Braves gens, tout est calme, dormez bien

Nous avions rendez-vous avec le Commissaire en chef du 10e, M. Baltéra, mais comme il a été obligé de s'absenter au dernier moment, c'est à l'un de ses bras droits que nous avons posé des questions. Le Capitaine Leclerc nous a d'abord rassurés : le 10e est un arrondissement calme, comparé à d'autres. En effet, si l'on regarde les chiffres de la délinquance dans la capitale qui ont été rendus publics à la fin du mois de juillet, le 10e arrive en treizième position pour les délits sur les 20 arrondissements que compte la capitale. Avec 4 996 crimes et délits sur les 6 premiers mois de l'année, on enregistre une baisse de 5,65 % par rapport à la même période un an plus tôt. Les points chauds de l'arrondissement sont les lieux les plus fréquentés : bien sûr les gares (vol à la tire, alerte à la bombe), mais aussi la région de la porte Saint-Denis. Contrairement aux idées toutes faites entendues ici et là, le coin de Barbès ne pose pas de problèmes particuliers, côté dixième. Par ailleurs, une grosse partie du travail des policiers consiste à régler des problèmes de nuisances sur la voie publique ou de bruit de voisinage. Il y a 300 policiers en uniforme dans l'arrondissement. Bien sûr, ils ne travaillent pas tous en même temps. Ils n'ont que… 5 voitures et deux camionnettes. Quant à la PJ qui est installée rue Louis-Blanc, elle couvre quatre arrondissements : le quatrième, le troisième, le dix-neuvième et bien sûr le dixième. Mais au fait, la seule façon de dormir sur ses deux oreilles, c'est en se faisant fendre le crâne ?
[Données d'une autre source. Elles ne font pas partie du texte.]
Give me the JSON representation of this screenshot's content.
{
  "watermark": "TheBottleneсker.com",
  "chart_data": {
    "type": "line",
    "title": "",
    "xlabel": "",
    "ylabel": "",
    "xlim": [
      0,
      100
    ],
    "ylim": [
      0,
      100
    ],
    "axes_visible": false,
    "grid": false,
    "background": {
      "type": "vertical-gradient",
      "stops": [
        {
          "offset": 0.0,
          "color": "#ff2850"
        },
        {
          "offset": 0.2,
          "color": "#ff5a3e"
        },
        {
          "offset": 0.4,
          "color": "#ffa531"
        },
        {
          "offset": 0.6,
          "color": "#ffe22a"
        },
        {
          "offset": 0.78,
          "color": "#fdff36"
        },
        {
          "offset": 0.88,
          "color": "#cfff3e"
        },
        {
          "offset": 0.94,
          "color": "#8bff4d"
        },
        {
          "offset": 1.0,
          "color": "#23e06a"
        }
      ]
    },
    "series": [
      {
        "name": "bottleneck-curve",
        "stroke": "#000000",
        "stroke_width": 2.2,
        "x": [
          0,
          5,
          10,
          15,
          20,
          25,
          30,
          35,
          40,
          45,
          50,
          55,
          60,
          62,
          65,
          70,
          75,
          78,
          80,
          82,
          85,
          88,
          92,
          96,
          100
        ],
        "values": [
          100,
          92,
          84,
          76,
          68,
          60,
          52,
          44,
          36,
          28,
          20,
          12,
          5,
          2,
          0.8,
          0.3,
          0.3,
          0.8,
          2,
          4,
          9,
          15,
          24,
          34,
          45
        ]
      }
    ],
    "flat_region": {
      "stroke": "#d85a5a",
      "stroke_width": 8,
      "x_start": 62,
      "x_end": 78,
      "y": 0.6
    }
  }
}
Daniel Broc - Benoît Pastisson



Droit « au » travail
ou
droit « du » travail

Tout les téléspectateurs le savent, depuis la diffusion des premiers numéros de la nouvelle série policière de France 2 « Police judiciaire Saint-Martin » ; le 10e est un haut lieu de la délinquance et de la criminalité. Mais la loi, ça peut être d'autre chose que les crimes sanglants, les agressions ou autres cambriolages. Petite enquête du coté de la législation du travail. Si le « droit au travail » n'est pas inscrit dans la loi, du moins « le droit du travail » réglemente l'activité des salariés, en particulier des 80 000 salariés de l'arrondissement. Cela fait beaucoup de monde pour un arrondissement de 90 000 habitants environ. Beaucoup de salariés du service public : il y a deux gares et quatre hôpitaux dans l'arrondissement. Les infractions à la législation du travail sont, d'après les syndicalistes interviewés, désespérément les mêmes que partout ailleurs. Les licenciements et l'extension des contrats précaires amènent des abus fréquents. Il peut alors être nécessaire de s'adresser à l'inspection du travail, située, pour l'arrondissement, boulevard de Strasbourg, ou aux conseils de prud'hommes, qui siègent rue Louis-Blanc pour tout le département.

Daniel Broc



Mission impossible

Je veux savoir ! Comment ça se passe, quels sont les commanditaires, combien ça coûte et tout un tas de tutti-frutti qui me ravage les quelques neurones intacts chatouillant mon kit cérébral (les mauvaises langues trouvent que je suis complaisant avec moi-même !). Le minitel m'indique trois détectives privés dans le 10e.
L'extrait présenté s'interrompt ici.